Participants in the training also practiced combatting an individual with a deadly weapon, like a knife. Going for the attacker's eyes and striking them with an elbow is also taught.

"You are going to possibly die. You need to defend yourself at all costs," an instructor told the trainees in Miami.

A recent survey from the Association of Flight Attendants-CWA detailed the depth of the problem. According to Conde Nast Traveler, 85 percent of flight attendants said they have dealt with an unruly passenger within the last year. 

The study also showed 58 percent of those surveyed experienced at least five incidents in the first half of 2021 alone. Of the more than 5,000 individuals across 30 airlines polled between late June and early July, 61 percent of those surveyed said passengers had used sexist, racist, or homophobic slurs against them at some point.

"This survey confirms what we all know, the vitriol, verbal, and physical abuse from a small group of passengers is completely out of control, and is putting other passengers and flight crew at risk," Sara Nelson, AFA-CWA's president, said in a statement last Thursday.

According to the Federal Aviation Administration (FAA), there were 3,715 reports of unruly passengers and 2,749 mask-related incidents in the last year. Ninety-nine enforcement cases have been initiated as well.

Reports of uncooperative guests on flights increased significantly between 2020 and 2021. Last year, just 183 investigations were initiated. In 2021, there have been 683 investigations through August 1 alone. However, air travel was down significantly overall in 2020 due to the pandemic.

The FAA says it can propose up to $37,000 per violation for unruly passenger cases. The maximum civil penalty per violation previously was $25,000, with one incident potentially resulting in multiple violations.

These hefty fines have not stopped thousands of travelers from acting out on planes.
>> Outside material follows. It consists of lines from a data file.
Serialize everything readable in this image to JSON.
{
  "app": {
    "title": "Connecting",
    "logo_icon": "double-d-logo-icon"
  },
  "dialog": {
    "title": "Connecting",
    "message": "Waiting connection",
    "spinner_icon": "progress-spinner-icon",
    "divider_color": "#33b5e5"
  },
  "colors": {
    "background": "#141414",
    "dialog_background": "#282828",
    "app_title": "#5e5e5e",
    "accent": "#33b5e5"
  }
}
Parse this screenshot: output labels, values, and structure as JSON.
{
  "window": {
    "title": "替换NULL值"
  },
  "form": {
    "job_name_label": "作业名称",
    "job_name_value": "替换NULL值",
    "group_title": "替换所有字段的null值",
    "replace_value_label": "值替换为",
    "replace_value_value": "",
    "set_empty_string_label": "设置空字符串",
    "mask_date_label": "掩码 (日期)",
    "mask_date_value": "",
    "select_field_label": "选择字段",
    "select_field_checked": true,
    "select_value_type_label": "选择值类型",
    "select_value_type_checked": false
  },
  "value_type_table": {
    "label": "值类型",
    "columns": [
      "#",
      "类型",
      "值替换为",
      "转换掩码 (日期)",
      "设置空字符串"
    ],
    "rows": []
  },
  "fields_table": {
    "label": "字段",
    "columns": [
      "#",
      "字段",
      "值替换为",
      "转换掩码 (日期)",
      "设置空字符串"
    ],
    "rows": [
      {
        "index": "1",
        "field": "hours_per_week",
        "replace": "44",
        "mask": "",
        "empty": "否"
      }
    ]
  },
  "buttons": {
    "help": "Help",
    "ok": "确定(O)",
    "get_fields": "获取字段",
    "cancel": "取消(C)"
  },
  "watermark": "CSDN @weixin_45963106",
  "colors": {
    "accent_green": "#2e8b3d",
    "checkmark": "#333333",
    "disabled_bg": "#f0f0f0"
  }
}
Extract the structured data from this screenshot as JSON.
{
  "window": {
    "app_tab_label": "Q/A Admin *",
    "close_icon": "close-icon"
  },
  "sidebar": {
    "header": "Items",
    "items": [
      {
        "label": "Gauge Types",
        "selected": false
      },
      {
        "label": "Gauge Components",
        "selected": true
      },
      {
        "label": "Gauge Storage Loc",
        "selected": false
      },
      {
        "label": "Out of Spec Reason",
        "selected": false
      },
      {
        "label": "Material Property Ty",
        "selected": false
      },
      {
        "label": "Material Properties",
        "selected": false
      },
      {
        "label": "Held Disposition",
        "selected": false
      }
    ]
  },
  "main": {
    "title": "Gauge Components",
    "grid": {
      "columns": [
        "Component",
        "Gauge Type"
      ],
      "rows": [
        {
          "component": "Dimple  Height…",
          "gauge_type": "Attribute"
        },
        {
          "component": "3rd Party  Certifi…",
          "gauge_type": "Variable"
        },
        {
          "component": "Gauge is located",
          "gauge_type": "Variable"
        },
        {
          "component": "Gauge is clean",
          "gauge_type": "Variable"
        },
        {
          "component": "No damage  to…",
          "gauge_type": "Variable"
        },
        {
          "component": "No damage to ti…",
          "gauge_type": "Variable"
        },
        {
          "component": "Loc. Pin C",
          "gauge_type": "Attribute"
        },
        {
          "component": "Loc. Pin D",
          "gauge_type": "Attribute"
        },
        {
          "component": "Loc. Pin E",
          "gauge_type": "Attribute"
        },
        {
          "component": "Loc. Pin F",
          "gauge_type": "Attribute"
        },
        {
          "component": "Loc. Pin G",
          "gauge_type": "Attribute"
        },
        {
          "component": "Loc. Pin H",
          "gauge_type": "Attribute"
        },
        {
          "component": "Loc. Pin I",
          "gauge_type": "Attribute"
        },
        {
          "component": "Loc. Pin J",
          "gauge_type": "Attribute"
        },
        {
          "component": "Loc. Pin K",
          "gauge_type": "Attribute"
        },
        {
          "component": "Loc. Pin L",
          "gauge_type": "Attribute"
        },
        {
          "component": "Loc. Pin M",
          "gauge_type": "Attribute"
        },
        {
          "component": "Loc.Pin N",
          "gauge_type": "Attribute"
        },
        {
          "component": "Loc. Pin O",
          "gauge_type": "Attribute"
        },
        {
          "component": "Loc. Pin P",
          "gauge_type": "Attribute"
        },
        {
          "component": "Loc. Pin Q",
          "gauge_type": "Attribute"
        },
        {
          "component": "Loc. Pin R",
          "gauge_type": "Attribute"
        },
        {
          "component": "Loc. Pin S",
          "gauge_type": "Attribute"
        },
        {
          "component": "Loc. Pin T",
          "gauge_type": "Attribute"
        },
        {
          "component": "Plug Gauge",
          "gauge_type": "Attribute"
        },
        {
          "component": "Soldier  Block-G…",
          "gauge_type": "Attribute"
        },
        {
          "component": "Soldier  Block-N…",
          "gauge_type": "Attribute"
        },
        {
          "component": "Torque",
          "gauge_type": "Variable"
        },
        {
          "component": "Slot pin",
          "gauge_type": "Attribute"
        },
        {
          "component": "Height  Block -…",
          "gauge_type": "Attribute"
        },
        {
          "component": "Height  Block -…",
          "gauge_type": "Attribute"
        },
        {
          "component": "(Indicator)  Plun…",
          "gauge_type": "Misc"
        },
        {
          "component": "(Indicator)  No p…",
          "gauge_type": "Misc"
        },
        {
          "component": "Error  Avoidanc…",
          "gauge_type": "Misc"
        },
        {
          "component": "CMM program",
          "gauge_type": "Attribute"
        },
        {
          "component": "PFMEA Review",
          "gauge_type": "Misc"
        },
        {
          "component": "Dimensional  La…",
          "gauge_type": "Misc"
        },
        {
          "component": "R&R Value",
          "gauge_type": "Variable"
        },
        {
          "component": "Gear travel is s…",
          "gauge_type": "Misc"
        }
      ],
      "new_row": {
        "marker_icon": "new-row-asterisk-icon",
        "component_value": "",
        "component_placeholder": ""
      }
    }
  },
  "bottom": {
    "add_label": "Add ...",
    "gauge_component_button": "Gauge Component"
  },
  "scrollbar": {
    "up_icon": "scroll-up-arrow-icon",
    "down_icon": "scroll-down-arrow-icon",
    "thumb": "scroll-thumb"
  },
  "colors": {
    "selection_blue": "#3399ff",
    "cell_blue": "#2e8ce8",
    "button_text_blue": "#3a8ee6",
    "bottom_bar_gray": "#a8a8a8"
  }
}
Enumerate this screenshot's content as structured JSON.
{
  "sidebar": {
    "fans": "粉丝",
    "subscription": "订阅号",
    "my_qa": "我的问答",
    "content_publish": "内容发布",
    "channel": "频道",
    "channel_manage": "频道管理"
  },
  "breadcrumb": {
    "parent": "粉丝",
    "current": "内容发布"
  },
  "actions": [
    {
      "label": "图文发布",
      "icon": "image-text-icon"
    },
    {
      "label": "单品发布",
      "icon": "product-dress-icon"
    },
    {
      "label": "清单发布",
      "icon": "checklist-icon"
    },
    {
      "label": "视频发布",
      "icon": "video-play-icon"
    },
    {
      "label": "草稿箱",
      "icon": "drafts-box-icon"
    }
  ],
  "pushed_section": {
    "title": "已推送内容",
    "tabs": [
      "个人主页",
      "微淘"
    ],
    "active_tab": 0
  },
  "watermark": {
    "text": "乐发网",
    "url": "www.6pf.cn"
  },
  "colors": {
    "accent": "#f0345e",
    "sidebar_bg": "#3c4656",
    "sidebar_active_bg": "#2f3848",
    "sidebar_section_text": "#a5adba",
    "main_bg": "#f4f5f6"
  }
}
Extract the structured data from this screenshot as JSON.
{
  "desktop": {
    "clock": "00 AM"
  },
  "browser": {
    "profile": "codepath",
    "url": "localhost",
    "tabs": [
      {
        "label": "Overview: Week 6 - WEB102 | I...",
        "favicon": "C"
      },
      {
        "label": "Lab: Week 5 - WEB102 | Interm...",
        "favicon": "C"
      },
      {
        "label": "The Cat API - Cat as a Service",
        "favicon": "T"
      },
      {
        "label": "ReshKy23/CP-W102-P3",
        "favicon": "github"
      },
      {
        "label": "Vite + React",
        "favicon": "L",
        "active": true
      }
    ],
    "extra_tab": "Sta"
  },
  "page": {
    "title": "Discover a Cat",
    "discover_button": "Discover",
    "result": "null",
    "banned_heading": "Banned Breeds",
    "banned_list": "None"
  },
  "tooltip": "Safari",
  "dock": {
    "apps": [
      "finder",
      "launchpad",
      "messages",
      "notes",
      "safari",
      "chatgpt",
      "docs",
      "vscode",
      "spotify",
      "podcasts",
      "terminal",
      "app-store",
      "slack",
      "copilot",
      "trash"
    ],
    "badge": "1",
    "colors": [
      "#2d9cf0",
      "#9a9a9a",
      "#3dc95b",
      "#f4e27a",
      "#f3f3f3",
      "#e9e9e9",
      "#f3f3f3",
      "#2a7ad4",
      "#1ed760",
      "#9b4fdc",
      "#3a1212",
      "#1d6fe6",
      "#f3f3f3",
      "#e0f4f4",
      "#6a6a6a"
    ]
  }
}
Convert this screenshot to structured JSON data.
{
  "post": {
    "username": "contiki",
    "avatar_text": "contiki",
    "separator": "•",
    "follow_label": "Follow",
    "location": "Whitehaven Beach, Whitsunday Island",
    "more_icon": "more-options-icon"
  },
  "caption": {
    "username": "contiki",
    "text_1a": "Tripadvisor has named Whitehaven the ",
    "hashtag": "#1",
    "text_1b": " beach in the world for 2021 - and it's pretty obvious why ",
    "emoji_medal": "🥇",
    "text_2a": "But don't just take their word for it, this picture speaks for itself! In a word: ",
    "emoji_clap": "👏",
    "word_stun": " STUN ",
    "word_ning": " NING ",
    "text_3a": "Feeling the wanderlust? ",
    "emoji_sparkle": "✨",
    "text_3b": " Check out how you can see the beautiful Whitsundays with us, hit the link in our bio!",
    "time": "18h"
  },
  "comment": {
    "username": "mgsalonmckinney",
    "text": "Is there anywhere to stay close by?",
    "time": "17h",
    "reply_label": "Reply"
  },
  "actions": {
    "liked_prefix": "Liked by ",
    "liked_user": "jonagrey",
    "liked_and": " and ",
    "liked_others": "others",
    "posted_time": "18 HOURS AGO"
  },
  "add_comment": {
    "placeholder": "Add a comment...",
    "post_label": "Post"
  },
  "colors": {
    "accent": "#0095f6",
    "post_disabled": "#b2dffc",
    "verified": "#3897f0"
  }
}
Flight attendants hope self-defense training will help them.

The mask mandate on flights -— which is currently in effect until September 13 —has been one of the largest triggers, according to the AFA-CWA survey. Alcohol, safety reminders, flight delays and cancellations have also been said to trigger episodes.

Alcohol has played a role in the increased number of unruly passengers in recent months as well. American Airlines has banned alcohol service in coach through at least September 13. Southwest Airlines has adopted the same rule indefinitely.

In January, flight attendants faced unsafe working conditions as individuals who took part in the January 6 insurrection at the U.S. Capitol traveled to and from Washington D.C. by air. Videos circulated on social media for days afterward showing passengers and crew members being harrassed, refusing to wear masks and disobeying verbal instructions.

"It's just more imperative that we take care of ourselves and take care of our passengers because people are anxious, and they're upset, and they're frustrated, and sometimes that comes out inappropriately," Carrie told CNN.